Brosnan's adoptive children with Cassandra – Chris and Charlotte from her marriage to David Harris [actor Richard's nephew] – and their son Sean, who was only eight when his mother passed, have yet to see the film. Did he feel the need to discuss the script with them?

"I spoke to my daughter about it and she was so happy for me, but I didn't speak to the boys," he says. "I just go off and do my job. They say, 'What are you doing?', and I say, 'I'm making this wonderful movie in Sorrento', and it's... well, I didn't actually say it was about cancer. I didn't think it was necessary."

Pierce left Ireland at just 11 for London's big smoke. He became an American citizen in 2004 and now splits his time between homes in Malibu and Kauai where he lives with Keely Shaye Smith and their sons Dylan (16) and Paris (12). He married Keely in Ballintubber Castle, Mayo, in 2001

This international arrangement, paired with a mild, untraceable mid-Atlantic burr, has often resulted in uncertainty over Brosnan's nationality.

"It's been happening for the past 40 years," he says between mouthfuls of what sounds like a crunchy cereal. "I don't know how many times I have to say, 'I'm Irish, blood and spirit'. It's where I was born and where my soul will remain."

Shooting the Sky Ireland broadband commercial in the capital last month, Brosnan used his time on home shores wisely. Honoured by the Dublin University Players at Trinity College, he visited his childhood home in Navan with his mum, May, and attended the European premiere of 'Once, The Musical' at the Gaiety with close friend and Bond producer Barbara Broccoli.

Interestingly, only days later, Broccoli would gush about current 007, Daniel Craig, branding him 'the best Bond ever'.

"Well, spade a spade." Brosnan slowly offers, a hesitant, stuttered response conveying genuine surprise.

"[Daniel] is the best Bond ever. But Barbara should know she's not getting a Christmas card from me again."

Brosnan has previously claimed that he's never seen any of his successor's outings, but was 'Skyfall' the exception?

"Well, I had to see the 'Skyfall' of it all," he graciously admits.

"I was making a movie in London last year and every which way I turned, I'd bump into Daniel Craig; on the side of every bus, on the Tube, on every billboard.

"I had no choice and, have to say, I enjoyed it enormously.

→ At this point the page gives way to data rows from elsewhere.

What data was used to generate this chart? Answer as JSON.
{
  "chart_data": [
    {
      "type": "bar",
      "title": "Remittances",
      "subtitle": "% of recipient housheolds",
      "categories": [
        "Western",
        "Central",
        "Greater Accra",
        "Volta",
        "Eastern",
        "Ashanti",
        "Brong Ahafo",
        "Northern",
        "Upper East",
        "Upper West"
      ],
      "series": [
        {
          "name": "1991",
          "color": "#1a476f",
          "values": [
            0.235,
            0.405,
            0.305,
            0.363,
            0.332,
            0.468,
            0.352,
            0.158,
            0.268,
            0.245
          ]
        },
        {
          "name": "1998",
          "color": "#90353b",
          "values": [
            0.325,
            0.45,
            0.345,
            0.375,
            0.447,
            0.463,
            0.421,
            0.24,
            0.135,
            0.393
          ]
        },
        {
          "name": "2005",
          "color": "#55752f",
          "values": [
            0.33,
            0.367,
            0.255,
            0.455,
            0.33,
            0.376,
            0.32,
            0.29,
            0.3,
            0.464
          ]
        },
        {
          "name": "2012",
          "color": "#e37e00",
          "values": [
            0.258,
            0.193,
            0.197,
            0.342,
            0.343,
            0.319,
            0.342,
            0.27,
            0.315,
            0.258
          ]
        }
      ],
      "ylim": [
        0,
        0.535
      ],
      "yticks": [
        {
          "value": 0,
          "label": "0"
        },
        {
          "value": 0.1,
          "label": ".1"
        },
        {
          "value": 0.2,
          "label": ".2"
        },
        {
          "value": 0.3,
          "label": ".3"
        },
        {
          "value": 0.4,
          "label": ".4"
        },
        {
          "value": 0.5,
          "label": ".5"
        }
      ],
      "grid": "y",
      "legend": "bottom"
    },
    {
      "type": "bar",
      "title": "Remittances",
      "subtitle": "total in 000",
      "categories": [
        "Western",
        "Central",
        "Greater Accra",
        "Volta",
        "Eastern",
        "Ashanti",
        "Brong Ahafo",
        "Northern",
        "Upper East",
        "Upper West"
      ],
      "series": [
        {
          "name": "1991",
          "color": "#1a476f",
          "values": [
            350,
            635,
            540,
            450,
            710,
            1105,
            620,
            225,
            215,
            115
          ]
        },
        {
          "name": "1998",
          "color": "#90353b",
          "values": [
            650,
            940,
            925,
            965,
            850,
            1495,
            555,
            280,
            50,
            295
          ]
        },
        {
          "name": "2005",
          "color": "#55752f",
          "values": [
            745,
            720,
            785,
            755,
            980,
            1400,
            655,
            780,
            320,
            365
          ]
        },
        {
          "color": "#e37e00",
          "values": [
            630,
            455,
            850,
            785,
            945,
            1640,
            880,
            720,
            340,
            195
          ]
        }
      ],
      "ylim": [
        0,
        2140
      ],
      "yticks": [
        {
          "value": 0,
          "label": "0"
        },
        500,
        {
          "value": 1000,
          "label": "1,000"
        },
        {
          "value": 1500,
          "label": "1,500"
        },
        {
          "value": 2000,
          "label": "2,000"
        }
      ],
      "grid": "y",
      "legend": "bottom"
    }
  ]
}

It was fantastic to see it come out of the box with such panache, grace and storytelling."

Spoiler alert aside – and surely everyone must have seen it by now – did Judi Dench's tragic demise as spy boss 'M' prompt a flash of nostalgia for the star, given that they both began their Bond tenure on 'GoldenEye'?

"I felt a tad envious of Daniel," he says. "To play out that sequence and to have that moment with Judi, it was sad for me. I still remember our first day together, sitting there around a gas heater, in the dead of winter on a sound stage. Both mildly terrified at the work at hand.

"So I felt a lump in my throat while watching that scene. It was difficult, but I had my day in the sun; it was Daniel's time to have that special moment. He earned it."

A wayward bottlenose dolphin breaks the Pacific waves once again, grabbing Brosnan's attention as he puts the phone down.

Several audible 'wows' and 'look at that!' can be heard before the actor finds the receiver again and says: "I'm going to head off now Stephen, do you think you have everything you need there?"

Well, probably not as much as you, Pierce.